Zacarías salió chocando sus piernas. Apenas lograba mantenerse en pie, mucho menos caminar. Nos miraba como si no nos estuviera viendo. Su pensamiento volaba lejos, al mismo tiempo que parecía luchar para mantenerse lúcido. Su rosto, tan pálido como era posible, soltaba una reacción de horror y miedo o júbilo y sorpresa. No era posible decirlo.
En aquel tiempo, era común que uno de los hombres entrara en el Templo antes que todos los demás. Ese hombre era escogido de acuerdo a su turno y llenaba el lugar con perfume de inciensos, a fin de purificar y preparar el terreno donde todos pudiéramos orar tranquilamente.
Zacarías era de edad avanzada, al igual que su esposa Isabel, hija de Arón. No tenían hijos, pues eran estériles. Todos lo sabían y el matrimonio se entristecía profundamente. “Cuando yo muera, mi nombre morirá también”, lamentaba Zacarías. Aun así, practicaban las enseñanzas que Moisés había indicado desde que eran niños.
Bien, Zacarías no abusaba de bebidas atormentadoras ni había perdido su sanidad. Era un hombre fuerte, inteligente, que cargaba en su interior, ya hacía mucho, la amargura de no poder tener un niño suyo, un pequeño que continuara su nombre.
Cuando salió del Templo pisando en pozos y tropezando en escalones inexistentes, todos nos asustamos. Él no hablaba. Abría la boca y la cerraba. Abría y la cerraba. Abría y cerraba. Pero no salía nada de allí.

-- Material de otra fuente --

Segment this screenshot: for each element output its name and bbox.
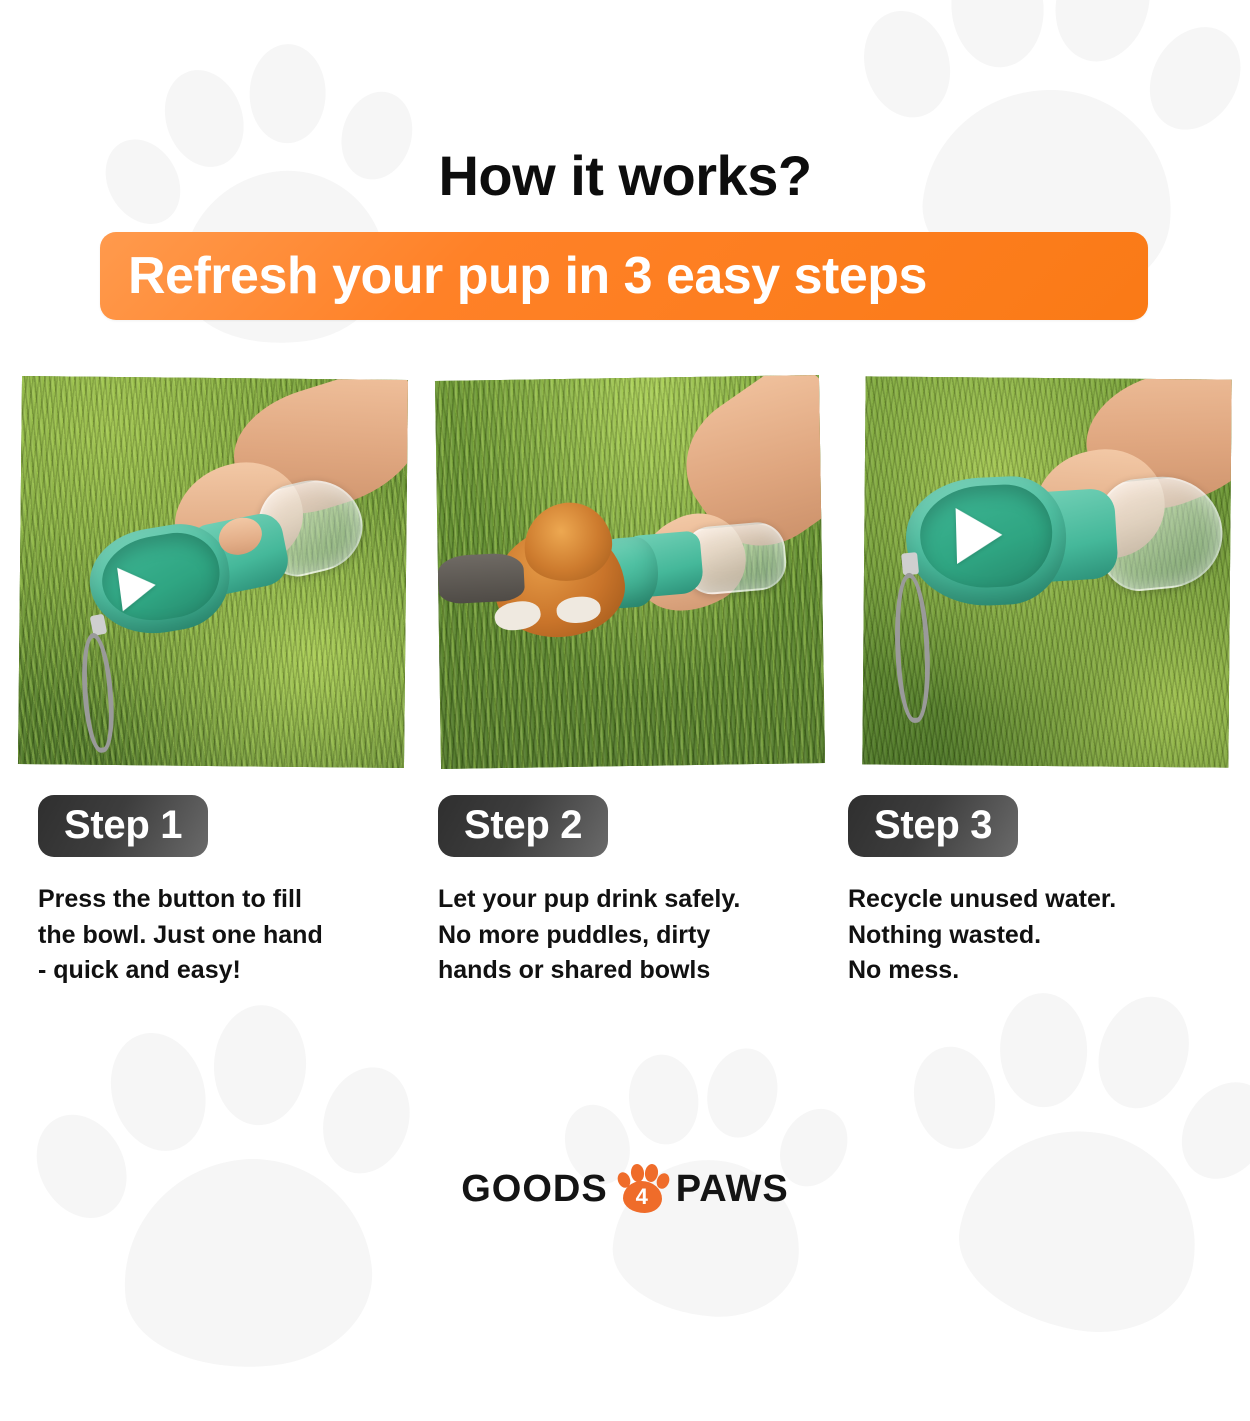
step-2-badge: Step 2: [438, 795, 608, 857]
step-3-badge: Step 3: [848, 795, 1018, 857]
step-2-description: Let your pup drink safely. No more puddl…: [438, 882, 822, 989]
step-1-description: Press the button to fill the bowl. Just …: [38, 882, 410, 989]
logo-paw-toe-icon: [629, 1163, 644, 1183]
step-1-badge: Step 1: [38, 795, 208, 857]
step-2-photo: [435, 375, 825, 769]
paw-toe-icon: [1043, 0, 1163, 72]
paw-pad-icon: [946, 1112, 1212, 1348]
logo-paw-number: 4: [614, 1181, 670, 1213]
subtitle-banner: Refresh your pup in 3 easy steps: [100, 232, 1148, 320]
step-column-3: Step 3 Recycle unused water. Nothing was…: [844, 795, 1234, 989]
paw-toe-icon: [1132, 11, 1250, 147]
paw-toe-icon: [946, 0, 1048, 71]
paw-toe-icon: [211, 1003, 309, 1128]
paw-toe-icon: [1084, 984, 1204, 1120]
paw-toe-icon: [699, 1041, 786, 1144]
brand-logo: GOODS 4 PAWS: [0, 1163, 1250, 1215]
step-1-photo: [18, 376, 408, 768]
logo-text-left: GOODS: [461, 1168, 607, 1211]
puppy-leg: [437, 552, 525, 604]
arrow-right-icon: [117, 563, 158, 611]
step-column-2: Step 2 Let your pup drink safely. No mor…: [432, 795, 822, 989]
photo-strip: [0, 370, 1250, 770]
paw-toe-icon: [97, 1021, 220, 1163]
logo-paw-icon: 4: [614, 1163, 670, 1215]
paw-toe-icon: [249, 43, 327, 143]
paw-toe-icon: [852, 1, 963, 128]
arrow-right-icon: [956, 507, 1003, 564]
logo-text-right: PAWS: [676, 1168, 789, 1211]
step-column-1: Step 1 Press the button to fill the bowl…: [20, 795, 410, 989]
step-3-description: Recycle unused water. Nothing wasted. No…: [848, 882, 1234, 989]
subtitle-text: Refresh your pup in 3 easy steps: [128, 246, 927, 306]
page-title: How it works?: [0, 143, 1250, 208]
paw-toe-icon: [904, 1039, 1003, 1156]
paw-toe-icon: [999, 992, 1088, 1108]
paw-toe-icon: [624, 1051, 703, 1149]
step-3-photo: [862, 376, 1231, 767]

¿Por qué demorara tanto dentro del Templo? ¿Por qué no podía abrir la boca? ¿Qué espanto había tenido adentro? ¿Por qué veíamos tanta felicidad en su rosto y tanta perplejidad en sus facciones?
Nadie lo sabía hasta hoy… Él agitaba los brazos como si intentara encontrar el equilibrio en un desfiladero. Movía la cabeza sin decir nada con eso. ¿Qué haría que un hombre tan sano perdiera la lucidez en tan poco tiempo?

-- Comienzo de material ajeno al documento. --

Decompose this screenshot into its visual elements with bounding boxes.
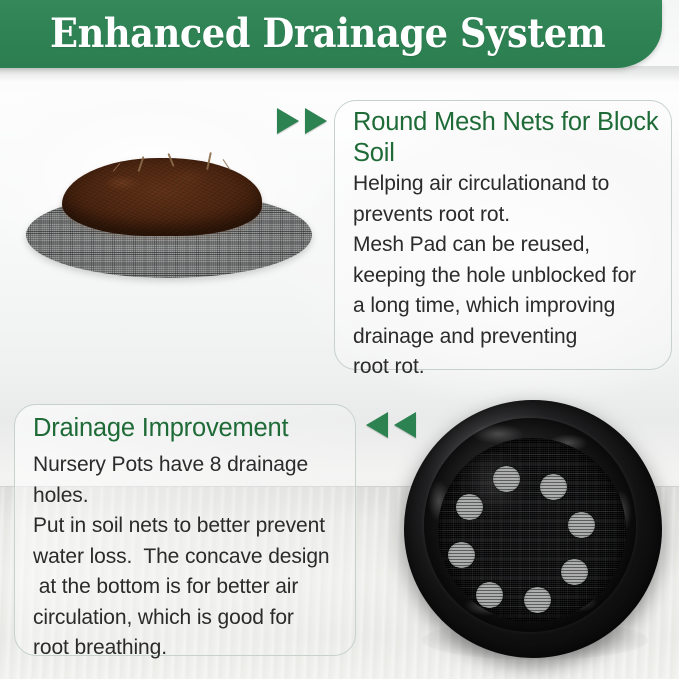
drainage-hole <box>524 587 551 613</box>
card-line: a long time, which improving <box>353 291 671 322</box>
drainage-hole <box>476 582 503 608</box>
header-drop-shadow <box>0 66 679 82</box>
triangle-right-icon <box>277 108 299 134</box>
card-title-drainage-improvement: Drainage Improvement <box>33 413 345 444</box>
card-line: Helping air circulationand to <box>353 169 671 200</box>
drainage-hole <box>540 474 567 500</box>
card-line: circulation, which is good for <box>33 603 357 634</box>
triangle-left-icon <box>394 412 416 438</box>
card-line: water loss. The concave design <box>33 542 357 573</box>
card-line: Nursery Pots have 8 drainage <box>33 450 357 481</box>
card-line: holes. <box>33 481 357 512</box>
drainage-hole <box>568 512 595 538</box>
drainage-hole <box>561 559 588 585</box>
infographic-page: Enhanced Drainage System Round Mesh Nets… <box>0 0 679 679</box>
drainage-hole <box>448 542 475 568</box>
triangle-right-icon <box>305 108 327 134</box>
drainage-hole <box>493 466 520 492</box>
card-body-drainage-improvement: Nursery Pots have 8 drainage holes. Put … <box>33 450 357 664</box>
soil-pile <box>62 158 262 236</box>
nursery-pot-bottom-photo <box>398 394 670 666</box>
info-card-drainage-improvement: Drainage Improvement Nursery Pots have 8… <box>14 404 356 656</box>
card-line: keeping the hole unblocked for <box>353 261 671 292</box>
arrows-right-pair <box>277 108 327 134</box>
page-title: Enhanced Drainage System <box>50 3 605 65</box>
card-line: at the bottom is for better air <box>33 572 357 603</box>
card-body-mesh-nets: Helping air circulationand to prevents r… <box>353 169 671 383</box>
card-title-mesh-nets: Round Mesh Nets for Block Soil <box>353 107 661 169</box>
triangle-left-icon <box>366 412 388 438</box>
drainage-hole <box>456 494 483 520</box>
card-line: root rot. <box>353 352 671 383</box>
card-line: root breathing. <box>33 633 357 664</box>
card-line: prevents root rot. <box>353 200 671 231</box>
header-banner: Enhanced Drainage System <box>0 0 662 68</box>
info-card-mesh-nets: Round Mesh Nets for Block Soil Helping a… <box>334 100 672 370</box>
arrows-left-pair <box>366 412 416 438</box>
card-line: Put in soil nets to better prevent <box>33 511 357 542</box>
soil-texture <box>62 158 262 236</box>
mesh-net-with-soil-photo <box>12 150 324 300</box>
card-line: Mesh Pad can be reused, <box>353 230 671 261</box>
card-line: drainage and preventing <box>353 322 671 353</box>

Muchos decían que había tenido una visión dentro del Templo. Algunos no sabían en qué creer y otro no creían en nada. Cuando migré de la ciudad de Aim Karim, esa fue la última noticia que tuve de Zacarías.

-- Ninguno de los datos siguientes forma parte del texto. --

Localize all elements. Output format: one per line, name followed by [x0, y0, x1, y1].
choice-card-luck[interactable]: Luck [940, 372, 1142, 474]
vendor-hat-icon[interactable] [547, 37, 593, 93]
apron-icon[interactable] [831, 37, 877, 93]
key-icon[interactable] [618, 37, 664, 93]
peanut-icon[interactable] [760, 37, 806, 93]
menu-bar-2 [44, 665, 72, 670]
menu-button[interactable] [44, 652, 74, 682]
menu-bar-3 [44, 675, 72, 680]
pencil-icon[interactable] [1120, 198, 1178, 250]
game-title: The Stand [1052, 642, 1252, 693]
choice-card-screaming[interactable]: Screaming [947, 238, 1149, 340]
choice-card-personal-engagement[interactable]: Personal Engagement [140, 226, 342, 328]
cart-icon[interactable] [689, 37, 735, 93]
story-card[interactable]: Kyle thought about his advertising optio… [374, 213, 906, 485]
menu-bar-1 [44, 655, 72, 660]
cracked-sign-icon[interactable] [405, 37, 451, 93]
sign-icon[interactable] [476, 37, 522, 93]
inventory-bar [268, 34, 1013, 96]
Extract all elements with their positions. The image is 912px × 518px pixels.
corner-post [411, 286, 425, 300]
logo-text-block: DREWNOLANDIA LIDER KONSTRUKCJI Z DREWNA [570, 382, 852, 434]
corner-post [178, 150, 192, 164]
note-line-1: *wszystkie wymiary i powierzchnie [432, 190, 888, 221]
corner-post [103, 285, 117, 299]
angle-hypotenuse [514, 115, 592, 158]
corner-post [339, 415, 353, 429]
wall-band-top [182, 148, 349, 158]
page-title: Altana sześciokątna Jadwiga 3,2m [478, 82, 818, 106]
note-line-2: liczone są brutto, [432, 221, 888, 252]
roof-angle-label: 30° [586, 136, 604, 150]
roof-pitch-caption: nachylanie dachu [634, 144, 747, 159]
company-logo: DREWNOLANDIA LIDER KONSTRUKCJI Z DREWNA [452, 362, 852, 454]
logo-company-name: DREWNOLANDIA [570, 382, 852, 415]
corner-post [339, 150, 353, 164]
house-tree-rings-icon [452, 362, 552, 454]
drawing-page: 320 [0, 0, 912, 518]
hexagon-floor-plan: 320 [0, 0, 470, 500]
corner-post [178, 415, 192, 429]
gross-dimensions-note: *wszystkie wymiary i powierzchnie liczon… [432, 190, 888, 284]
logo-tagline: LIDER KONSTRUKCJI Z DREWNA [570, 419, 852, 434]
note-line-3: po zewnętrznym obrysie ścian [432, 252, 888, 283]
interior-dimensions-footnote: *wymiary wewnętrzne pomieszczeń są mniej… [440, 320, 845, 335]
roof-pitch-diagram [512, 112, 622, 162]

Eso fue hasta hoy, 29 años después, cuando Juan Batista, un hombre vestido con pieles de camello le hablaba a una pequeña multitud boquiabierta. Desde lo alto de su autoridad, él le aclaró al pueblo el misterio que me atormentaba hacía tres décadas: un ángel venido de parte de Dios lo anunció como hijo de Zacarías.